Bizarrely I didn’t actually have a permanent place to sit where I could admire my hard work.
There is an art to choosing and placing garden seating. First decide whether you want to sit in full sun, or dappled shade. Watch the path of the sun and make a note of which particular parts of the garden are illuminated at each time of day.
Think about when you will sit in you garden. Will you want to eat breakfast out there? If so pop a seat and little table in a spot which catches the morning sun. If like many of us the only chance you get to sit out is during the evening then look for an area which is bathed in golden light of late afternoon. Would you like to dine out doors in the evening? Can you make room for a table, and would a patio heater be a good investment, so you can make the most of the setting.
If the only area you can place a bench is in baking sun then it’s good to place some sort of overhead structure. It can
be as simple or elaborate as you like. Sawn tanalised timbers can be used to make a very simple frame over which you can train a vine or climber. Use galvanised screws and it should last 20 years, providing a delightful place to rest
Choose all-weather furniture for ease of use unless you have oodles of storage space for the winter months. Plastic is cheap but can look very tacky. There are some wonderful synthetic wicker style pieces available now though, and
excellent metal furniture which requires no care at all.
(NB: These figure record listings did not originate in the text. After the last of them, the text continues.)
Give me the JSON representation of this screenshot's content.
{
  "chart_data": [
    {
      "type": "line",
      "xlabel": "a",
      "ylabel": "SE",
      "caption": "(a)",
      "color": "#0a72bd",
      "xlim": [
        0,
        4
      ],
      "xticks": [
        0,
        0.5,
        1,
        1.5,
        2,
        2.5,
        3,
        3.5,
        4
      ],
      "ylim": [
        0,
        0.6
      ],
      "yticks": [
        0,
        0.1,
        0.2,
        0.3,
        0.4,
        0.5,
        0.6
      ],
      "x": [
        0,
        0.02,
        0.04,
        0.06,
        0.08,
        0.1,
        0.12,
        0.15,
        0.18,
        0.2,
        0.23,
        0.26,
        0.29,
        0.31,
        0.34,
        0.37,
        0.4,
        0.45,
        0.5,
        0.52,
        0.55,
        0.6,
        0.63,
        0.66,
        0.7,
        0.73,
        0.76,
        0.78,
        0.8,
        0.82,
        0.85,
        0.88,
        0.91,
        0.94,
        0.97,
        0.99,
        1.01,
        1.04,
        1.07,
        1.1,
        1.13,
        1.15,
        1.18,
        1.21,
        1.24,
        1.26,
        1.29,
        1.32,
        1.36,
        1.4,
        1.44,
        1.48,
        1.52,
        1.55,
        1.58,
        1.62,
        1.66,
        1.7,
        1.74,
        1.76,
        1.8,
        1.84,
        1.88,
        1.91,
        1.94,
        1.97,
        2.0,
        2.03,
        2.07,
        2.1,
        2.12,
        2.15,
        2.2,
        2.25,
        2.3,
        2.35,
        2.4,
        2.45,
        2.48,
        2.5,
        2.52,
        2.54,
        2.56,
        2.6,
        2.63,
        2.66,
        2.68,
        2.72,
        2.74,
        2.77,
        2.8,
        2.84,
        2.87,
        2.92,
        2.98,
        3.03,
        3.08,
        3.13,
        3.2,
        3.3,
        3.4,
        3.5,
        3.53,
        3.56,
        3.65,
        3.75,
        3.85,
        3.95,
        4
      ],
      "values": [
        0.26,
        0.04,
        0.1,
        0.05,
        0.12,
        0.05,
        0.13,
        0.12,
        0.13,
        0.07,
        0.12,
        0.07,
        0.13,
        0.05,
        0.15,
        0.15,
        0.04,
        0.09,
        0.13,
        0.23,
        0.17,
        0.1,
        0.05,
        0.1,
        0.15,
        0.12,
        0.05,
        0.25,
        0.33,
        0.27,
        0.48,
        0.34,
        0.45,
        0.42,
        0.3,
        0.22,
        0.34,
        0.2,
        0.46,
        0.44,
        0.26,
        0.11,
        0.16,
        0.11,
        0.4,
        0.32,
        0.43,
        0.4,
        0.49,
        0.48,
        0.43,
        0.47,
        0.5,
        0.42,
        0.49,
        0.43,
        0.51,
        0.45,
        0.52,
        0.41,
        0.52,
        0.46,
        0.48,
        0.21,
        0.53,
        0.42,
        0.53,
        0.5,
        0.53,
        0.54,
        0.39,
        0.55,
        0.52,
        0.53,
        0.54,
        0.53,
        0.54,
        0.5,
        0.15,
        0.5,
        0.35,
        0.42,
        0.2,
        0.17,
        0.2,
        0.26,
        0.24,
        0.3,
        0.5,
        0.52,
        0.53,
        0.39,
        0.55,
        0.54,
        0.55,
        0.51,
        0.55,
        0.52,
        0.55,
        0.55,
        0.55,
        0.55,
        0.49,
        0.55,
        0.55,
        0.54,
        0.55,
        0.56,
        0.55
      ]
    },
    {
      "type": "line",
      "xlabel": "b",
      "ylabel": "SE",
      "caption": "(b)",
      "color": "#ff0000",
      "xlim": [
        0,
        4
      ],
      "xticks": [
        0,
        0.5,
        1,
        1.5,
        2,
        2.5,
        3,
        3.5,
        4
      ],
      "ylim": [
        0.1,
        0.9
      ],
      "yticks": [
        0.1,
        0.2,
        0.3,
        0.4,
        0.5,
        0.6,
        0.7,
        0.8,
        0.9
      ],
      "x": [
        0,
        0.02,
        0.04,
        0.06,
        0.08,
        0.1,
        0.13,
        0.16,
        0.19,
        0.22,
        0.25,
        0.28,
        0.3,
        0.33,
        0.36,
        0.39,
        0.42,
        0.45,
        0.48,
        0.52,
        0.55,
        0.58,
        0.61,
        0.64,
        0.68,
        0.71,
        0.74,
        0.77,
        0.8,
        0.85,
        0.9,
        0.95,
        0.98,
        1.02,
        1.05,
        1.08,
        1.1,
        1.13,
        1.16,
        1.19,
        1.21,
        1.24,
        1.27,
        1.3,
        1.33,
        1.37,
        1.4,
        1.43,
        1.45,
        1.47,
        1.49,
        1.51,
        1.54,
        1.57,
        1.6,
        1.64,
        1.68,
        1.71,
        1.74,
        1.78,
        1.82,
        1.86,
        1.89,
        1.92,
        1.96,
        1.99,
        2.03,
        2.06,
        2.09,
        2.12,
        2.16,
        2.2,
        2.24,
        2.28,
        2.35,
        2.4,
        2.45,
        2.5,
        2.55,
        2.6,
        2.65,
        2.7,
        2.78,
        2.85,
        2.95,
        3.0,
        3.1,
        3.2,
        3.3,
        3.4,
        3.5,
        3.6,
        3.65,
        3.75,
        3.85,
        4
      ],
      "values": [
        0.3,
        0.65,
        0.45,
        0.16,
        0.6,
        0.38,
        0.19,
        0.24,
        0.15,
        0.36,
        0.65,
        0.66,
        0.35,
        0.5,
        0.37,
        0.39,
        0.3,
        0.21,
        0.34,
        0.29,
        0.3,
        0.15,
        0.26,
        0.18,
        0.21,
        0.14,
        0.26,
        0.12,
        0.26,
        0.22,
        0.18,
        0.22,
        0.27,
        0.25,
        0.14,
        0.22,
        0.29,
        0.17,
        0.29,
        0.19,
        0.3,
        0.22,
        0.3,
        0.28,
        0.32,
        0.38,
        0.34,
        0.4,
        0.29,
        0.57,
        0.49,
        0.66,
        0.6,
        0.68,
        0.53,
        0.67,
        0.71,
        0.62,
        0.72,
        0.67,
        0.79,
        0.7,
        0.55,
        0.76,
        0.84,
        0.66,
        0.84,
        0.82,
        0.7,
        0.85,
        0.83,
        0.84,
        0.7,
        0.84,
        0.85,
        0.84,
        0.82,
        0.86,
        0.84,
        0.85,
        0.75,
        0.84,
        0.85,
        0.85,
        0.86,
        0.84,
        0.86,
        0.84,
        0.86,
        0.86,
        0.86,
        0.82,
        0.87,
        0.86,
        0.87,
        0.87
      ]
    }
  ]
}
My favourite material is wood though mostly this does require
ongoing maintenance. I did discover some rather attractive polystyrene slatted furniture on an aluminium frame
which looked remarkably like the real deal. If finances allow you can buy beautiful teak wood furniture which requires very little in the way of after care.
Try before you buy! Yes you want your furniture to look wonderful but the most important factor is comfort. Are the
seats wide enough?
Finally, to bring a touch of indoor comfort and style to an outdoor area I discovered outdoor rugs! Yes really. Made from long-lasting material, outdoor rugs can cope with rain or shine. They are made from robust, resistant, easy-care synthetic fibres, which absorb minimal moisture and which dry quickly afterwards. They don’t fade even when exposed to bright sunlight and are cleaned easily by vacuuming, with a broom, or by beating them. I was a sceptic, but I think I’m a convert and bought a little one to place in front of my bench. My dog loves it!
This month. . .
August is usually one of the hottest months of the year - making watering essential. Try to use grey water wherever possible, especially as water butts may be running low.